Partners in CUDA
Also on the OpenCL front, NVIDIA says it has added new extensions to OpenCL 1.0, including support for double precision, OpenGL interoperability and the new OpenCL Installable Client Device (ICD). "NVIDIA is the only vendor supporting OpenCL features beyond the minimum conformance level," the company boasts in a release.
Nexus is next on NVIDIA's list, with the firm claiming the beta release will give developers "an immediate boost in productivity."
As for the firm's "ecosystem partners," The Portland Group (PGI) has released a CUDA Fortran compiler mainly useful to scientists studying ocean modeling, weather forecasting, environmental modeling, seismic analysis and bioinformatics.
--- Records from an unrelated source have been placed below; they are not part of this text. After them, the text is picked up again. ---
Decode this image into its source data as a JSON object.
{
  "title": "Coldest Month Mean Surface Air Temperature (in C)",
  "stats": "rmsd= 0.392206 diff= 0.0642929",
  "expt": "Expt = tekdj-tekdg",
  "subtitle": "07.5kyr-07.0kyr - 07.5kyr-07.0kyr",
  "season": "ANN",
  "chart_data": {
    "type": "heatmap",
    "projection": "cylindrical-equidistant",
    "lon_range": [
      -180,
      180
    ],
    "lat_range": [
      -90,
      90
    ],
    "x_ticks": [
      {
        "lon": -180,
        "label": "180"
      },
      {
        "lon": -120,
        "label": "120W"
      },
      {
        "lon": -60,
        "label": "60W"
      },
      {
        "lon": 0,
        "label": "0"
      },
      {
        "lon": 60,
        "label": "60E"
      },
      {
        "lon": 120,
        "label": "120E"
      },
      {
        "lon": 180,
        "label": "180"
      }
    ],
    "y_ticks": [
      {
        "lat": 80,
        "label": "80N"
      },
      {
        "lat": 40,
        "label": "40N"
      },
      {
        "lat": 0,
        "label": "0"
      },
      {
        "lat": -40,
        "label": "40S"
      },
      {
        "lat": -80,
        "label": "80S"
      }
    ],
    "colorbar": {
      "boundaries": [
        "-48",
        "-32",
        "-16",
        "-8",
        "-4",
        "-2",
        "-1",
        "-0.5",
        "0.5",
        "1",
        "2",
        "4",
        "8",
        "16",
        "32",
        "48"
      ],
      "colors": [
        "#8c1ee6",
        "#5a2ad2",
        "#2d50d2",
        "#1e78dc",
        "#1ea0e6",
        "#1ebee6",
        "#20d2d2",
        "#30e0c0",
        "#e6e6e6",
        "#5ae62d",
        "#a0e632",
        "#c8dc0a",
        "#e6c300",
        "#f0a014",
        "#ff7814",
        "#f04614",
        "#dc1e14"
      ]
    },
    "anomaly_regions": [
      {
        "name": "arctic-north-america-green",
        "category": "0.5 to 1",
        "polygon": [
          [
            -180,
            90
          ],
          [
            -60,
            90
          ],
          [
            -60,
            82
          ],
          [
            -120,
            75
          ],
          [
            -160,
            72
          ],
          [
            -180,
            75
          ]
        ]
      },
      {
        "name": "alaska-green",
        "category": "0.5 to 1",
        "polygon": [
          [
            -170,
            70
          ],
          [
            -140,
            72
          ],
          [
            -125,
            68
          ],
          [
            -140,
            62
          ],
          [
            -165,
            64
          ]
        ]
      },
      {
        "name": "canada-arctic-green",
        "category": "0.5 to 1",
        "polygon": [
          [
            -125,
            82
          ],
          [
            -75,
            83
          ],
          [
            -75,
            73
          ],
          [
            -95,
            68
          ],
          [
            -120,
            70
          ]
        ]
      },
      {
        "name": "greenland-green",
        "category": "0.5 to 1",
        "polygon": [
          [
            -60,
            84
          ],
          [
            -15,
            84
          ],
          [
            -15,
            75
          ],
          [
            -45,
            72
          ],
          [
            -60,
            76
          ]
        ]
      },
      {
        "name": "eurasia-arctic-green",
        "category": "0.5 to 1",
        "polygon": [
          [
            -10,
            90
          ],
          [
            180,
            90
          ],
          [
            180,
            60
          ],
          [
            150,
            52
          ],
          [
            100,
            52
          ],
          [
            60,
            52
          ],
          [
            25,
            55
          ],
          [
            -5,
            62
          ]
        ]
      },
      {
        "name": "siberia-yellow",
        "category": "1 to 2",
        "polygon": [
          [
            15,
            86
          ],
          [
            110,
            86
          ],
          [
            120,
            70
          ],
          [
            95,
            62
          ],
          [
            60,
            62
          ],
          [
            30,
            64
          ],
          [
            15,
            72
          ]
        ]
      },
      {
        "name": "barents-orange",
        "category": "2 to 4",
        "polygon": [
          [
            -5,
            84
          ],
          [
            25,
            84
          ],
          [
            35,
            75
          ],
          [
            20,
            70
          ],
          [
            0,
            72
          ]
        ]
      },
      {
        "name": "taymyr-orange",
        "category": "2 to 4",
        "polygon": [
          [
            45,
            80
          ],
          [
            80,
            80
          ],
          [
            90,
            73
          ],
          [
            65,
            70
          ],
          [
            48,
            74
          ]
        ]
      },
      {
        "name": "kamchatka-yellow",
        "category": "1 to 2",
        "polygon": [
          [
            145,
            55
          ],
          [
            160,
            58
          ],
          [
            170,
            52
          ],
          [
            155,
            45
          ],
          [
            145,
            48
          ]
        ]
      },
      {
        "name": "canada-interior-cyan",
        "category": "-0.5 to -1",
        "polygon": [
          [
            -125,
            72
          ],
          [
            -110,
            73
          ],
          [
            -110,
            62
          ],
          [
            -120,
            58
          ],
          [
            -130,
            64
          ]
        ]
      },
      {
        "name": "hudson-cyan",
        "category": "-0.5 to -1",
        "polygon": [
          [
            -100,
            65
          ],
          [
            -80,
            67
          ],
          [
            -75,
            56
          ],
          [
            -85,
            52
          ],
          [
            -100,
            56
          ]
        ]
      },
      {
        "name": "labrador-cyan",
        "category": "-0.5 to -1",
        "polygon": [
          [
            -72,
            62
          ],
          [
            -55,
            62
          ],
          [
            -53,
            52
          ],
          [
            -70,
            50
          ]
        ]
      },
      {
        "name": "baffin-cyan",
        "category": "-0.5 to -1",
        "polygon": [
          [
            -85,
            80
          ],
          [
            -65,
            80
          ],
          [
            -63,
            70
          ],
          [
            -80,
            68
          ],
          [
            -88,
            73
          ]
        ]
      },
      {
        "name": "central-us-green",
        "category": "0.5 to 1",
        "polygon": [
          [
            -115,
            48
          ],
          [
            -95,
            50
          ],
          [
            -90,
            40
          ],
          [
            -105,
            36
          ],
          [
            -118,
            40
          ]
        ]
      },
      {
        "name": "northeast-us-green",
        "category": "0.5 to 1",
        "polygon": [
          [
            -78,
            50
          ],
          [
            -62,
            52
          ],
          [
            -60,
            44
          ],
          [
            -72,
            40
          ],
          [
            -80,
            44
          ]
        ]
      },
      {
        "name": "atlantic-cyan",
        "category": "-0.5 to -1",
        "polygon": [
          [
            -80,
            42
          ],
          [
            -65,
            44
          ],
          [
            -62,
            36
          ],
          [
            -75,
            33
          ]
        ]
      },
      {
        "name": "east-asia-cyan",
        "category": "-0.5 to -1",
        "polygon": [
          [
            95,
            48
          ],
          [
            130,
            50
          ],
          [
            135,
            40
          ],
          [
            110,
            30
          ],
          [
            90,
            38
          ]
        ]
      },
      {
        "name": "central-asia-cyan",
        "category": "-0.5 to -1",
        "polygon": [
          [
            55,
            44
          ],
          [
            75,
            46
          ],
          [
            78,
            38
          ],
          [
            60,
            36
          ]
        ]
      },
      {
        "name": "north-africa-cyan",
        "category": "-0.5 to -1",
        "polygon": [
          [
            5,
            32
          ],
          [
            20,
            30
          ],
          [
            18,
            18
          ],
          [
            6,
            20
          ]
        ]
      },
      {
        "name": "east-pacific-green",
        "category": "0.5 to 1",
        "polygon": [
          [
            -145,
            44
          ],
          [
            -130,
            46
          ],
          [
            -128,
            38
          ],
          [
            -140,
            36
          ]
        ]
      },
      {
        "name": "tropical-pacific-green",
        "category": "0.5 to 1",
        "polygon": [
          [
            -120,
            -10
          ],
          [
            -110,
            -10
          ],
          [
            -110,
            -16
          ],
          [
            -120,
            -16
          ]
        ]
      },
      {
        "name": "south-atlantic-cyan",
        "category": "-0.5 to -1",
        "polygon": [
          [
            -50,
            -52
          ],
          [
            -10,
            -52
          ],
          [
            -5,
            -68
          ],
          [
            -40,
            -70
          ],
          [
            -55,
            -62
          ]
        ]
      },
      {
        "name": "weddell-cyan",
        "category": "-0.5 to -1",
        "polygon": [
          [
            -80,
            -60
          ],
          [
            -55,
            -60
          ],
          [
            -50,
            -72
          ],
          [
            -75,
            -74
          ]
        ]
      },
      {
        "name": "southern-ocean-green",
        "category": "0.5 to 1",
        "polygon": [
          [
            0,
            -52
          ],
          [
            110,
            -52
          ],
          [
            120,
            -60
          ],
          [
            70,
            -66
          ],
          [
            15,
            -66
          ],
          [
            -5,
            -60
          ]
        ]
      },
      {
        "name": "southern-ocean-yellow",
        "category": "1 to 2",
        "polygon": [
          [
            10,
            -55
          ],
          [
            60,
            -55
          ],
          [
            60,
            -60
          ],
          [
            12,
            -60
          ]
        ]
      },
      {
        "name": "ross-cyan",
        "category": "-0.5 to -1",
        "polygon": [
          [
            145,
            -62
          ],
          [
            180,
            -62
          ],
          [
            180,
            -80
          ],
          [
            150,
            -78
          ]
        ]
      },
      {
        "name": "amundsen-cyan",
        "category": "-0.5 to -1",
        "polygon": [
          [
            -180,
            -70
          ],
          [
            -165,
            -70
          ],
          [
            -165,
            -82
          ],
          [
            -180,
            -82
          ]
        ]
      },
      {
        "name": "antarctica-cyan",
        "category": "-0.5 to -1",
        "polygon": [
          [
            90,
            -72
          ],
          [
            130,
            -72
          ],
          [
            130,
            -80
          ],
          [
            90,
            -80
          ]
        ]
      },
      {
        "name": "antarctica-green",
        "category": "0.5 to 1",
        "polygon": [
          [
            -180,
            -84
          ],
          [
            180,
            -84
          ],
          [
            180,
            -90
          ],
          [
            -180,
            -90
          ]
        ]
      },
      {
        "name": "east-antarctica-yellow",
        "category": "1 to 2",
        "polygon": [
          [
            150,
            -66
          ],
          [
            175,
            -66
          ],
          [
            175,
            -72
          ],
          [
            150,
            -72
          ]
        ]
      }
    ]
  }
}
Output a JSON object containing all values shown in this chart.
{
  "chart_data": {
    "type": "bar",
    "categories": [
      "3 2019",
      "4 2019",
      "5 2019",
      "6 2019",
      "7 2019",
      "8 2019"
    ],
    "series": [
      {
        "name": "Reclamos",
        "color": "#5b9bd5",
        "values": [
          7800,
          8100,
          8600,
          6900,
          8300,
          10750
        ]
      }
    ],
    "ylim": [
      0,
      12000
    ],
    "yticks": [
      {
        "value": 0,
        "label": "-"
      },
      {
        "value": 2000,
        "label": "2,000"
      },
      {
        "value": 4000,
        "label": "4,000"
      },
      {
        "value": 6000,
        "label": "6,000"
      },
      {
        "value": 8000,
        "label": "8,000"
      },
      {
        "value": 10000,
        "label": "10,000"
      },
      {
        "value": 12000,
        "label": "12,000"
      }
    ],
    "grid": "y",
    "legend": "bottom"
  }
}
Meanwhile, Allinea and TotalView launched a couple of professional HPC debugging products which purport to offer CUDA GPU features that complement existing capabilities for parallel debugging using MPI, OpenMP and pthreads on the Linux platform. These let developers debug apps running on hybrid clusters of x86-64 CPUs and Tesla GPU-based servers.
Doing the financial math, NVIDIA is also touting certain numerical analysis packages like MATLAB from Mathworks, Mathematica from Wolfram Research and LabVIEW from National Instruments, as well as some beefed up CUDA-accelerated libraries.